Outros candidatos ultrapassaram os limites de não colocá-los para receber mais honras, disse Hamza Walker, observando que a proposta de Brick se opunha à da Guerra Civil e à de Laurel Hill, local de nascimento do general confederado JEB Stuart.
Detalhe das narinas do cavalo na escultura “Unmanned Drone” de Kara Walker, adquirida pela MOCA.
(Étienne Laurent/For The Times)
Kara Walker cortou a estátua com um cortador de plasma e a montou em uma forma completamente nova. Ele removeu o rosto de Jackson e se concentrou mais em seu famoso cavalo, Little Sorrel. O cavalo agora está em pé com a cabeça para fora da sela.
“Ele não queria que você se identificasse com ele. Ele queria ênfase em Little Sorrel e não no mito do homem”, explicou Hamza Walker sobre as intenções de Kara Walker. “Ele quer ser reduzido a cavalo e cavaleiro.”
“O demônio não tem cabeça”, disse Knight em sua crítica. “O conto popular euro-americano do ‘cavaleiro sem cabeça’ vem à mente – um cadáver vago e em movimento que assombra os vivos. Como uma metáfora para a supremacia branca, ainda ativa hoje, esta figura aterrorizante é difícil de vencer.”
O trabalho de Walker é a única estátua alterada de quase uma dúzia de bustos relacionados à Confederação apresentados na exposição “Monumentos”. Outros foram todos mostrados observando enquanto eram removidos, muitos durante os protestos que aumentaram no verão de 2020 após o assassinato de George Floyd.

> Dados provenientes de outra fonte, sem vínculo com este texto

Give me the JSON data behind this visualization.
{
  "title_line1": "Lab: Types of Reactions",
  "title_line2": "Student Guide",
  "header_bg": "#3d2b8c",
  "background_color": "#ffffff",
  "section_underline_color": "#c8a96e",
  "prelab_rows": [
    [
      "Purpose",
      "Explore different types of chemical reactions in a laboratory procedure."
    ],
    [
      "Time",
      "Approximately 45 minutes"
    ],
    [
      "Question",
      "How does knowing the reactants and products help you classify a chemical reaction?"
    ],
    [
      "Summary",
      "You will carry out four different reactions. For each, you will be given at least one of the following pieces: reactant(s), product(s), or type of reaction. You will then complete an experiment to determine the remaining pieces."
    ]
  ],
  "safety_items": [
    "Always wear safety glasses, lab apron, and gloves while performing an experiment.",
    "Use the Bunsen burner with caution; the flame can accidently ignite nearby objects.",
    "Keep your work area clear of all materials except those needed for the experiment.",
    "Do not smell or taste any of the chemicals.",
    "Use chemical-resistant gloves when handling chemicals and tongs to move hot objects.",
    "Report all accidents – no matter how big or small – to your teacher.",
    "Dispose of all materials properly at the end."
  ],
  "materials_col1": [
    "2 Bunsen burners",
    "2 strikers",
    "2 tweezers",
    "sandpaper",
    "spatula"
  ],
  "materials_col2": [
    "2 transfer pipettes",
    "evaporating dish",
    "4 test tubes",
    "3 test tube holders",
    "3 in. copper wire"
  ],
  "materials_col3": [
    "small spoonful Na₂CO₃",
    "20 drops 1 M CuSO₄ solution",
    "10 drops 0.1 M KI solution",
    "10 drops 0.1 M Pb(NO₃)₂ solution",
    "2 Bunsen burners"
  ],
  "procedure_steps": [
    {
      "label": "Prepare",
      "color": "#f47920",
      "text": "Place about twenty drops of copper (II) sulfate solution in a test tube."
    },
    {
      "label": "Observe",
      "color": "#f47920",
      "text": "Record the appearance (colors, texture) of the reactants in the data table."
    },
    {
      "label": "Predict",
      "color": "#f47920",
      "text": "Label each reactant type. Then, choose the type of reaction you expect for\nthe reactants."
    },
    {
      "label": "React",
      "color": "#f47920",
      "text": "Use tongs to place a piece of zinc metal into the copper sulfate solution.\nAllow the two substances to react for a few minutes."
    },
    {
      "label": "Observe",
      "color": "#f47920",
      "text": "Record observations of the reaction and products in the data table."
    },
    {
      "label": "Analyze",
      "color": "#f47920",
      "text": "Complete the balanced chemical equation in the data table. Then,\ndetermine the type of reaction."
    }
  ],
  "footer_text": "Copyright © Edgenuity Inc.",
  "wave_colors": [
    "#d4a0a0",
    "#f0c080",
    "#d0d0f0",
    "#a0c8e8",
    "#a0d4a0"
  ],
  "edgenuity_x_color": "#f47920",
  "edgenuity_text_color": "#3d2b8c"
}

Detalhe de uma espada na escultura “Unmanned Drone” de Kara Walker.
(Étienne Laurent/For The Times)
Além do “Drone Não Tripulado”, o MOCA anunciou diversas outras aquisições que foram apresentadas em exposições recentes ou têm ligações significativas com o museu. Estas incluem esculturas paisagísticas de Olafur Eliasson; trabalho de Takako Yamaguchi; instalação de mídia de Paul Pfeiffer intitulada “Blue Green Red“ (2022), em colaboração com o Museu do Brooklyn; e obras de Cynthia Daignault, Shizu Saldamando e Henry Taylor.
“A expansão deste ano da coleção do MOCA reflete um esforço de longo prazo e profundamente colaborativo para pensar criticamente sobre o que significa construir um museu no século XXI”, disse Clara Kim, curadora-chefe e diretora de assuntos curatoriais.